1.4 Here’s my conjecture now: you maximise your chances of defending against a stronger aggressor one-on-one if you organise your forces to be perpendicular to theirs along your budget line (i.e. minimising your distance on the graph). 

1.5 Say, Russia and China want to maximise their separate chances of surviving the US onslaught. Simple math gives the below, reformed structures (the dots don’t look perpendicular on the graph due to the log scale, but they are). To nobody’s surprise, they’d have to get that quality metric way up.

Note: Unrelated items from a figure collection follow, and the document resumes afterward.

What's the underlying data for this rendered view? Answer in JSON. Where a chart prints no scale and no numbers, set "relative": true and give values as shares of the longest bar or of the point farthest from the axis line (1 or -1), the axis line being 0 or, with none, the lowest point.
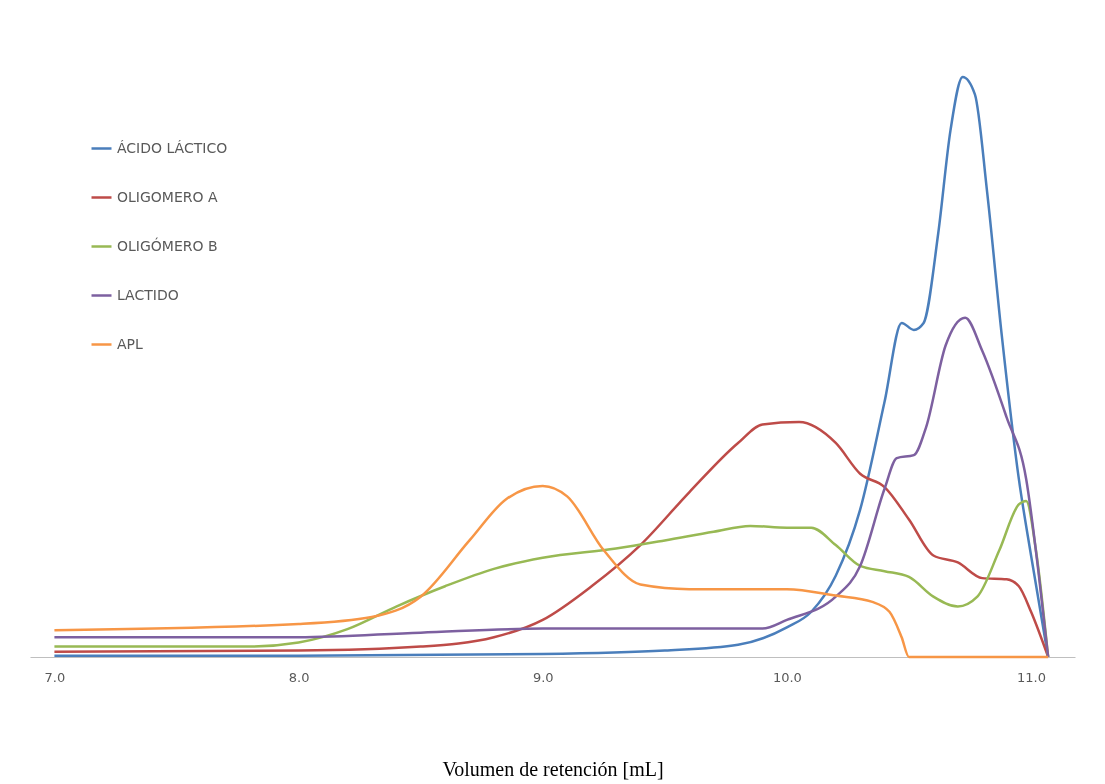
{
  "chart_data": {
    "type": "line",
    "relative": true,
    "xlabel": "Volumen de retención [mL]",
    "xlim": [
      6.9,
      11.18
    ],
    "xticks": [
      {
        "value": 7,
        "label": "7.0"
      },
      {
        "value": 8,
        "label": "8.0"
      },
      {
        "value": 9,
        "label": "9.0"
      },
      {
        "value": 10,
        "label": "10.0"
      },
      {
        "value": 11,
        "label": "11.0"
      }
    ],
    "grid": false,
    "legend": "top left",
    "marker": "none",
    "line_style": "solid",
    "series": [
      {
        "name": "ÁCIDO LÁCTICO",
        "color": "#4a7ebb",
        "x": [
          7.0,
          8.0,
          9.0,
          9.5,
          9.8,
          10.0,
          10.1,
          10.2,
          10.3,
          10.4,
          10.47,
          10.52,
          10.56,
          10.62,
          10.67,
          10.72,
          10.77,
          10.82,
          10.88,
          10.95,
          11.0,
          11.07
        ],
        "values": [
          0.002,
          0.002,
          0.005,
          0.011,
          0.021,
          0.051,
          0.078,
          0.14,
          0.254,
          0.44,
          0.576,
          0.564,
          0.576,
          0.731,
          0.908,
          1,
          0.97,
          0.802,
          0.555,
          0.307,
          0.175,
          0
        ]
      },
      {
        "name": "OLIGOMERO A",
        "color": "#be4b48",
        "x": [
          7.0,
          8.0,
          8.5,
          8.8,
          9.0,
          9.2,
          9.4,
          9.6,
          9.8,
          9.9,
          10.05,
          10.2,
          10.3,
          10.4,
          10.5,
          10.6,
          10.7,
          10.8,
          10.9,
          10.95,
          11.0,
          11.07
        ],
        "values": [
          0.009,
          0.011,
          0.018,
          0.034,
          0.064,
          0.122,
          0.193,
          0.284,
          0.369,
          0.401,
          0.405,
          0.369,
          0.316,
          0.293,
          0.237,
          0.175,
          0.163,
          0.136,
          0.134,
          0.122,
          0.078,
          0
        ]
      },
      {
        "name": "OLIGÓMERO B",
        "color": "#98b954",
        "x": [
          7.0,
          7.8,
          8.0,
          8.2,
          8.4,
          8.6,
          8.8,
          9.0,
          9.3,
          9.5,
          9.7,
          9.85,
          10.0,
          10.1,
          10.2,
          10.3,
          10.4,
          10.5,
          10.6,
          10.7,
          10.78,
          10.87,
          10.95,
          10.98,
          11.02,
          11.07
        ],
        "values": [
          0.018,
          0.018,
          0.025,
          0.048,
          0.087,
          0.122,
          0.152,
          0.171,
          0.187,
          0.201,
          0.216,
          0.226,
          0.223,
          0.223,
          0.193,
          0.157,
          0.148,
          0.138,
          0.104,
          0.087,
          0.104,
          0.184,
          0.263,
          0.269,
          0.184,
          0
        ]
      },
      {
        "name": "LACTIDO",
        "color": "#7d60a0",
        "x": [
          7.0,
          8.0,
          8.5,
          9.0,
          9.5,
          9.9,
          10.0,
          10.2,
          10.3,
          10.4,
          10.45,
          10.52,
          10.57,
          10.65,
          10.73,
          10.8,
          10.9,
          10.98,
          11.03,
          11.07
        ],
        "values": [
          0.034,
          0.034,
          0.042,
          0.049,
          0.049,
          0.049,
          0.064,
          0.104,
          0.157,
          0.29,
          0.343,
          0.348,
          0.396,
          0.537,
          0.585,
          0.528,
          0.413,
          0.307,
          0.148,
          0
        ]
      },
      {
        "name": "APL",
        "color": "#f79646",
        "x": [
          7.0,
          8.0,
          8.3,
          8.5,
          8.7,
          8.85,
          9.0,
          9.1,
          9.25,
          9.4,
          9.6,
          10.0,
          10.2,
          10.35,
          10.42,
          10.47,
          10.5,
          11.07
        ],
        "values": [
          0.046,
          0.057,
          0.069,
          0.104,
          0.201,
          0.272,
          0.295,
          0.277,
          0.184,
          0.125,
          0.117,
          0.117,
          0.106,
          0.095,
          0.078,
          0.034,
          0,
          0
        ]
      }
    ]
  }
}
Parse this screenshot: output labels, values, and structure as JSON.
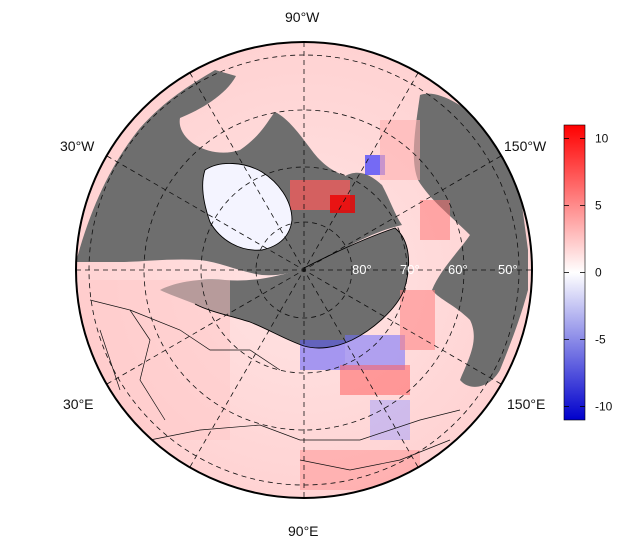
{
  "map": {
    "projection": "north polar stereographic",
    "land_color": "#6e6e6e",
    "longitude_labels": {
      "top": "90°W",
      "left_upper": "30°W",
      "right_upper": "150°W",
      "left_lower": "30°E",
      "right_lower": "150°E",
      "bottom": "90°E"
    },
    "latitude_labels": [
      "80°",
      "70°",
      "60°",
      "50°"
    ]
  },
  "colorbar": {
    "ticks": [
      "10",
      "5",
      "0",
      "-5",
      "-10"
    ],
    "range": [
      -11,
      11
    ],
    "color_high": "#ff0000",
    "color_mid": "#ffffff",
    "color_low": "#0000cc"
  }
}
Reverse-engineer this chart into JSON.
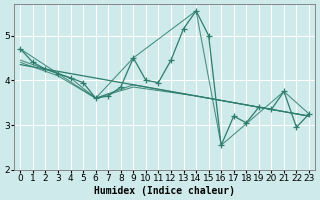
{
  "xlabel": "Humidex (Indice chaleur)",
  "background_color": "#ceeaea",
  "line_color": "#2e7d6e",
  "grid_color": "#ffffff",
  "xlim": [
    -0.5,
    23.5
  ],
  "ylim": [
    2.0,
    5.7
  ],
  "yticks": [
    2,
    3,
    4,
    5
  ],
  "xticks": [
    0,
    1,
    2,
    3,
    4,
    5,
    6,
    7,
    8,
    9,
    10,
    11,
    12,
    13,
    14,
    15,
    16,
    17,
    18,
    19,
    20,
    21,
    22,
    23
  ],
  "series": [
    [
      0,
      4.7
    ],
    [
      1,
      4.4
    ],
    [
      2,
      4.25
    ],
    [
      3,
      4.15
    ],
    [
      4,
      4.05
    ],
    [
      5,
      3.95
    ],
    [
      6,
      3.6
    ],
    [
      7,
      3.65
    ],
    [
      8,
      3.85
    ],
    [
      9,
      4.5
    ],
    [
      10,
      4.0
    ],
    [
      11,
      3.95
    ],
    [
      12,
      4.45
    ],
    [
      13,
      5.15
    ],
    [
      14,
      5.55
    ],
    [
      15,
      5.0
    ],
    [
      16,
      2.55
    ],
    [
      17,
      3.2
    ],
    [
      18,
      3.05
    ],
    [
      19,
      3.4
    ],
    [
      20,
      3.35
    ],
    [
      21,
      3.75
    ],
    [
      22,
      2.95
    ],
    [
      23,
      3.25
    ]
  ],
  "trend_line": [
    [
      0,
      4.35
    ],
    [
      23,
      3.2
    ]
  ],
  "extra_lines": [
    [
      [
        0,
        4.7
      ],
      [
        6,
        3.6
      ],
      [
        9,
        4.5
      ],
      [
        14,
        5.55
      ],
      [
        16,
        2.55
      ],
      [
        21,
        3.75
      ],
      [
        23,
        3.25
      ]
    ],
    [
      [
        0,
        4.45
      ],
      [
        4,
        4.05
      ],
      [
        6,
        3.6
      ],
      [
        9,
        3.9
      ],
      [
        14,
        3.65
      ],
      [
        21,
        3.3
      ],
      [
        23,
        3.2
      ]
    ],
    [
      [
        0,
        4.4
      ],
      [
        3,
        4.1
      ],
      [
        6,
        3.6
      ],
      [
        9,
        3.85
      ],
      [
        14,
        3.65
      ],
      [
        21,
        3.3
      ],
      [
        23,
        3.2
      ]
    ]
  ],
  "marker": "+",
  "markersize": 4,
  "linewidth": 0.9,
  "label_fontsize": 7,
  "tick_fontsize": 6.5
}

1.6 The same probably applies in reverse as well, with the US needing to place itself likewise against its budget to maximise its chances of defeating Russia or China one-on-one in a total, ground sea and air war. Without running the calcs, it is obvious that this would require a much, much larger (and less qualitative) US force.

1.601 I am aware of the contradiction inherent in claiming that the same combination of forces will both allow the US to win against China, and allow China to win against the US. I cannot resolve this, but will update if I get any hunch.

1.61 Anyway, translating all that into a simple formula gives us, [optimal armed forces size] = adversary armed forces size * square root ([own budget] / [adversary budget])

1.7 Obviously a dirt-simple model, since we’re making a ton of simplifying assumptions: treating active duty and paramilitary forces as equivalent, ignoring population size, jumbling together three or more branches, ignoring the need to station troops elsewhere, geography and much, much more. Yet, I think it works.